Since Postgres 9.3 is going to be doing some significant feature additions for triggers, I'd like to see some more.

As they currently exist, triggers always fire based on certain SQL syntax used, rather than on the semantics of what is actually going on.

I would like to see a new class of triggers that fire when particular database operations happen regardless of what SQL syntax was used.

As a simple example, I'd like to be able to define a trigger like "AFTER DELETE ON foo FOR EACH ROW" and have that trigger be invoked not only by a DELETE on foo but also by a TRUNCATE on foo. So I would like to do some auditing action when a row of foo is deleted, no matter how it happens.

The reason this particular example in particular is important is that TRUNCATE is documented as a data-manipulation action semantically equivalent to an unqualified DELETE in its effects, primarily.
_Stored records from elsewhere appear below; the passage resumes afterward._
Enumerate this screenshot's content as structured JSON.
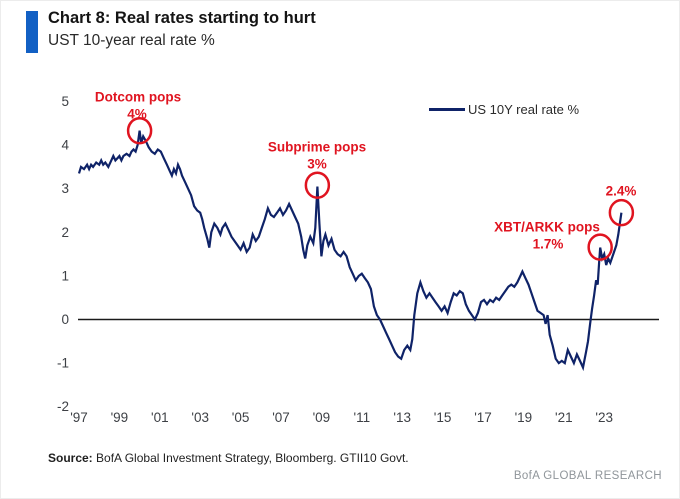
{
  "header": {
    "title": "Chart 8: Real rates starting to hurt",
    "subtitle": "UST 10-year real rate %"
  },
  "footer": {
    "source_label": "Source:",
    "source_text": "BofA Global Investment Strategy, Bloomberg. GTII10 Govt.",
    "branding": "BofA GLOBAL RESEARCH"
  },
  "colors": {
    "line_navy": "#0f2368",
    "accent_blue": "#1260c4",
    "annotation_red": "#e01420",
    "branding_gray": "#8f959a",
    "zero_line_black": "#1a1a1a"
  },
  "chart_data": {
    "type": "line",
    "title": "Chart 8: Real rates starting to hurt",
    "subtitle": "UST 10-year real rate %",
    "xlabel": "",
    "ylabel": "UST 10-year real rate %",
    "grid": false,
    "legend_position": "top-right-inside",
    "legend": "US 10Y real rate %",
    "x_range": [
      1997,
      2024
    ],
    "ylim": [
      -2,
      5
    ],
    "zero_line": true,
    "y_ticks": [
      {
        "value": 5,
        "label": "5"
      },
      {
        "value": 4,
        "label": "4"
      },
      {
        "value": 3,
        "label": "3"
      },
      {
        "value": 2,
        "label": "2"
      },
      {
        "value": 1,
        "label": "1"
      },
      {
        "value": 0,
        "label": "0"
      },
      {
        "value": -1,
        "label": "-1"
      },
      {
        "value": -2,
        "label": "-2"
      }
    ],
    "x_ticks": [
      {
        "year": 1997,
        "label": "'97"
      },
      {
        "year": 1999,
        "label": "'99"
      },
      {
        "year": 2001,
        "label": "'01"
      },
      {
        "year": 2003,
        "label": "'03"
      },
      {
        "year": 2005,
        "label": "'05"
      },
      {
        "year": 2007,
        "label": "'07"
      },
      {
        "year": 2009,
        "label": "'09"
      },
      {
        "year": 2011,
        "label": "'11"
      },
      {
        "year": 2013,
        "label": "'13"
      },
      {
        "year": 2015,
        "label": "'15"
      },
      {
        "year": 2017,
        "label": "'17"
      },
      {
        "year": 2019,
        "label": "'19"
      },
      {
        "year": 2021,
        "label": "'21"
      },
      {
        "year": 2023,
        "label": "'23"
      }
    ],
    "series": [
      {
        "name": "US 10Y real rate %",
        "color": "#0f2368",
        "points": [
          [
            1997.0,
            3.35
          ],
          [
            1997.1,
            3.5
          ],
          [
            1997.25,
            3.45
          ],
          [
            1997.4,
            3.55
          ],
          [
            1997.5,
            3.45
          ],
          [
            1997.6,
            3.55
          ],
          [
            1997.7,
            3.5
          ],
          [
            1997.85,
            3.6
          ],
          [
            1998.0,
            3.55
          ],
          [
            1998.1,
            3.65
          ],
          [
            1998.2,
            3.55
          ],
          [
            1998.3,
            3.6
          ],
          [
            1998.45,
            3.5
          ],
          [
            1998.6,
            3.65
          ],
          [
            1998.7,
            3.75
          ],
          [
            1998.8,
            3.65
          ],
          [
            1998.9,
            3.7
          ],
          [
            1999.0,
            3.75
          ],
          [
            1999.1,
            3.65
          ],
          [
            1999.2,
            3.75
          ],
          [
            1999.35,
            3.8
          ],
          [
            1999.5,
            3.75
          ],
          [
            1999.6,
            3.85
          ],
          [
            1999.7,
            3.9
          ],
          [
            1999.8,
            3.85
          ],
          [
            1999.9,
            4.0
          ],
          [
            2000.0,
            4.33
          ],
          [
            2000.08,
            4.05
          ],
          [
            2000.18,
            4.2
          ],
          [
            2000.3,
            4.1
          ],
          [
            2000.45,
            3.95
          ],
          [
            2000.6,
            3.85
          ],
          [
            2000.75,
            3.8
          ],
          [
            2000.9,
            3.9
          ],
          [
            2001.05,
            3.85
          ],
          [
            2001.2,
            3.7
          ],
          [
            2001.35,
            3.55
          ],
          [
            2001.5,
            3.4
          ],
          [
            2001.6,
            3.3
          ],
          [
            2001.7,
            3.45
          ],
          [
            2001.8,
            3.35
          ],
          [
            2001.9,
            3.55
          ],
          [
            2002.0,
            3.45
          ],
          [
            2002.1,
            3.3
          ],
          [
            2002.25,
            3.15
          ],
          [
            2002.4,
            3.0
          ],
          [
            2002.55,
            2.85
          ],
          [
            2002.7,
            2.6
          ],
          [
            2002.85,
            2.5
          ],
          [
            2003.0,
            2.45
          ],
          [
            2003.1,
            2.3
          ],
          [
            2003.2,
            2.1
          ],
          [
            2003.35,
            1.85
          ],
          [
            2003.45,
            1.65
          ],
          [
            2003.55,
            2.0
          ],
          [
            2003.7,
            2.2
          ],
          [
            2003.85,
            2.1
          ],
          [
            2004.0,
            1.95
          ],
          [
            2004.1,
            2.1
          ],
          [
            2004.25,
            2.2
          ],
          [
            2004.4,
            2.05
          ],
          [
            2004.55,
            1.9
          ],
          [
            2004.7,
            1.8
          ],
          [
            2004.85,
            1.7
          ],
          [
            2005.0,
            1.6
          ],
          [
            2005.15,
            1.75
          ],
          [
            2005.3,
            1.55
          ],
          [
            2005.45,
            1.65
          ],
          [
            2005.6,
            1.95
          ],
          [
            2005.75,
            1.8
          ],
          [
            2005.9,
            1.9
          ],
          [
            2006.05,
            2.1
          ],
          [
            2006.2,
            2.3
          ],
          [
            2006.35,
            2.55
          ],
          [
            2006.5,
            2.4
          ],
          [
            2006.65,
            2.35
          ],
          [
            2006.8,
            2.45
          ],
          [
            2006.95,
            2.55
          ],
          [
            2007.1,
            2.4
          ],
          [
            2007.25,
            2.5
          ],
          [
            2007.4,
            2.65
          ],
          [
            2007.55,
            2.5
          ],
          [
            2007.7,
            2.35
          ],
          [
            2007.85,
            2.2
          ],
          [
            2008.0,
            1.9
          ],
          [
            2008.1,
            1.6
          ],
          [
            2008.2,
            1.4
          ],
          [
            2008.3,
            1.7
          ],
          [
            2008.45,
            1.9
          ],
          [
            2008.6,
            1.75
          ],
          [
            2008.7,
            2.1
          ],
          [
            2008.8,
            3.05
          ],
          [
            2008.9,
            2.2
          ],
          [
            2009.0,
            1.45
          ],
          [
            2009.1,
            1.8
          ],
          [
            2009.2,
            1.95
          ],
          [
            2009.35,
            1.7
          ],
          [
            2009.5,
            1.85
          ],
          [
            2009.65,
            1.6
          ],
          [
            2009.8,
            1.5
          ],
          [
            2009.95,
            1.45
          ],
          [
            2010.1,
            1.55
          ],
          [
            2010.25,
            1.45
          ],
          [
            2010.4,
            1.2
          ],
          [
            2010.55,
            1.05
          ],
          [
            2010.7,
            0.9
          ],
          [
            2010.85,
            1.0
          ],
          [
            2011.0,
            1.05
          ],
          [
            2011.15,
            0.95
          ],
          [
            2011.3,
            0.85
          ],
          [
            2011.45,
            0.7
          ],
          [
            2011.6,
            0.3
          ],
          [
            2011.75,
            0.1
          ],
          [
            2011.9,
            0.0
          ],
          [
            2012.05,
            -0.15
          ],
          [
            2012.2,
            -0.3
          ],
          [
            2012.35,
            -0.45
          ],
          [
            2012.5,
            -0.6
          ],
          [
            2012.65,
            -0.75
          ],
          [
            2012.8,
            -0.85
          ],
          [
            2012.95,
            -0.9
          ],
          [
            2013.1,
            -0.7
          ],
          [
            2013.25,
            -0.6
          ],
          [
            2013.4,
            -0.7
          ],
          [
            2013.5,
            -0.45
          ],
          [
            2013.6,
            0.1
          ],
          [
            2013.75,
            0.6
          ],
          [
            2013.9,
            0.85
          ],
          [
            2014.05,
            0.65
          ],
          [
            2014.2,
            0.5
          ],
          [
            2014.35,
            0.6
          ],
          [
            2014.5,
            0.5
          ],
          [
            2014.65,
            0.4
          ],
          [
            2014.8,
            0.3
          ],
          [
            2014.95,
            0.2
          ],
          [
            2015.1,
            0.3
          ],
          [
            2015.25,
            0.15
          ],
          [
            2015.4,
            0.4
          ],
          [
            2015.55,
            0.6
          ],
          [
            2015.7,
            0.55
          ],
          [
            2015.85,
            0.65
          ],
          [
            2016.0,
            0.6
          ],
          [
            2016.15,
            0.35
          ],
          [
            2016.3,
            0.2
          ],
          [
            2016.45,
            0.1
          ],
          [
            2016.6,
            0.0
          ],
          [
            2016.75,
            0.15
          ],
          [
            2016.9,
            0.4
          ],
          [
            2017.05,
            0.45
          ],
          [
            2017.2,
            0.35
          ],
          [
            2017.35,
            0.45
          ],
          [
            2017.5,
            0.4
          ],
          [
            2017.65,
            0.5
          ],
          [
            2017.8,
            0.45
          ],
          [
            2017.95,
            0.55
          ],
          [
            2018.1,
            0.65
          ],
          [
            2018.25,
            0.75
          ],
          [
            2018.4,
            0.8
          ],
          [
            2018.55,
            0.75
          ],
          [
            2018.7,
            0.85
          ],
          [
            2018.85,
            1.0
          ],
          [
            2018.95,
            1.1
          ],
          [
            2019.1,
            0.95
          ],
          [
            2019.25,
            0.8
          ],
          [
            2019.4,
            0.6
          ],
          [
            2019.55,
            0.4
          ],
          [
            2019.7,
            0.2
          ],
          [
            2019.85,
            0.15
          ],
          [
            2020.0,
            0.1
          ],
          [
            2020.1,
            -0.1
          ],
          [
            2020.2,
            0.1
          ],
          [
            2020.3,
            -0.35
          ],
          [
            2020.45,
            -0.6
          ],
          [
            2020.6,
            -0.9
          ],
          [
            2020.75,
            -1.0
          ],
          [
            2020.9,
            -0.95
          ],
          [
            2021.05,
            -1.0
          ],
          [
            2021.2,
            -0.7
          ],
          [
            2021.35,
            -0.85
          ],
          [
            2021.5,
            -1.0
          ],
          [
            2021.65,
            -0.8
          ],
          [
            2021.8,
            -0.95
          ],
          [
            2021.95,
            -1.1
          ],
          [
            2022.1,
            -0.75
          ],
          [
            2022.2,
            -0.5
          ],
          [
            2022.3,
            -0.1
          ],
          [
            2022.4,
            0.25
          ],
          [
            2022.5,
            0.55
          ],
          [
            2022.6,
            0.9
          ],
          [
            2022.68,
            0.8
          ],
          [
            2022.75,
            1.3
          ],
          [
            2022.8,
            1.65
          ],
          [
            2022.9,
            1.4
          ],
          [
            2023.0,
            1.5
          ],
          [
            2023.1,
            1.25
          ],
          [
            2023.2,
            1.4
          ],
          [
            2023.3,
            1.3
          ],
          [
            2023.45,
            1.5
          ],
          [
            2023.6,
            1.7
          ],
          [
            2023.7,
            1.95
          ],
          [
            2023.85,
            2.45
          ]
        ]
      }
    ],
    "annotations": [
      {
        "label": "Dotcom pops",
        "value_label": "4%",
        "anchor_year": 2000.0,
        "anchor_value": 4.33
      },
      {
        "label": "Subprime pops",
        "value_label": "3%",
        "anchor_year": 2008.8,
        "anchor_value": 3.08
      },
      {
        "label": "XBT/ARKK pops",
        "value_label": "1.7%",
        "anchor_year": 2022.8,
        "anchor_value": 1.66
      },
      {
        "label": "2.4%",
        "value_label": "",
        "anchor_year": 2023.85,
        "anchor_value": 2.45
      }
    ]
  }
}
As such, I would expect the same triggers to fire as would for an unqualified DELETE.

The reason I propose it be a new kind of trigger is so that then we also retain the ability to declare triggers that fire on DELETE and not on TRUNCATE.

Less important, but also nice at least from the ability to be less verbose, is that said trigger could also run when an UPDATE happens, optionally, since an UPDATE can be considered semantically a DELETE+INSERT. But adding the TRUNCATE support is most important because it simply doesn't exist now, while UPDATE you can get just by adding "or update".
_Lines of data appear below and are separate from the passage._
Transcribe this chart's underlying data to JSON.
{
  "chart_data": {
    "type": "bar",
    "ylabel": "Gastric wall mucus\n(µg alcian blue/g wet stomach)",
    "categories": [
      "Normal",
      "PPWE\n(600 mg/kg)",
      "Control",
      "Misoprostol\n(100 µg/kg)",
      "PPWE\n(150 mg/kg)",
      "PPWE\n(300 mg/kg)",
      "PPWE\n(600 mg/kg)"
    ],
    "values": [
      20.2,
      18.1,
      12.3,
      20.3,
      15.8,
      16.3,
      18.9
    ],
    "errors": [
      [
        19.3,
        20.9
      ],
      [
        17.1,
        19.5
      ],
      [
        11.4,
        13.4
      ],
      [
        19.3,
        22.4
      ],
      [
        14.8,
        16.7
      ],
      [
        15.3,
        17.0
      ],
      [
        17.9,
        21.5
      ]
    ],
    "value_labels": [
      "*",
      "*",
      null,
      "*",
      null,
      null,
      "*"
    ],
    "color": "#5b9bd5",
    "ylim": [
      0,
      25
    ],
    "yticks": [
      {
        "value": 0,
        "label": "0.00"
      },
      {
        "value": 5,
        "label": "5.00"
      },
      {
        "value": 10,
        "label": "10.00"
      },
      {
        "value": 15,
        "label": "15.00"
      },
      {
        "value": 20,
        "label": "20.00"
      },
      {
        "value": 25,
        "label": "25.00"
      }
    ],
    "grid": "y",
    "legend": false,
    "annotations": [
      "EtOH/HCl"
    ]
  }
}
I suggest that the simplest way to add this feature is to just extend the existing syntax for defining a FOR EACH ROW so that TRUNCATE is also an option, besides INSERT/UPDATE/DELETE.

In that case, the semantics of the TRUNCATE statement could be altered as follows: Iff "TRUNCATE foo" is invoked and foo has an "TRUNCATE FOR EACH ROW" trigger defined on it, then an unqualified "DELETE FROM foo" will be performed instead with its usual semantics. If such a trigger is not defined on foo, then the old TRUNCATE semantics happen.

As such, this case of the feature can be added without breaking anything legacy.

So, I'm partly proposing a specific narrow new feature, "TRUNCATE FOR EACH ROW", but I'm also proposing the ability to generally define triggers based not on the syntax used but the actual action requested.

A tangential feature request is to provide a runtime config option that can cause TRUNCATE to always behave as unqualified DELETE FROM regardless of any triggers, as if it were just a syntactic shorthand. Or alternately/also provide extra syntax to TRUNCATE itself where one can specify which behavior to have, and both options can be given explicitly to override any config option.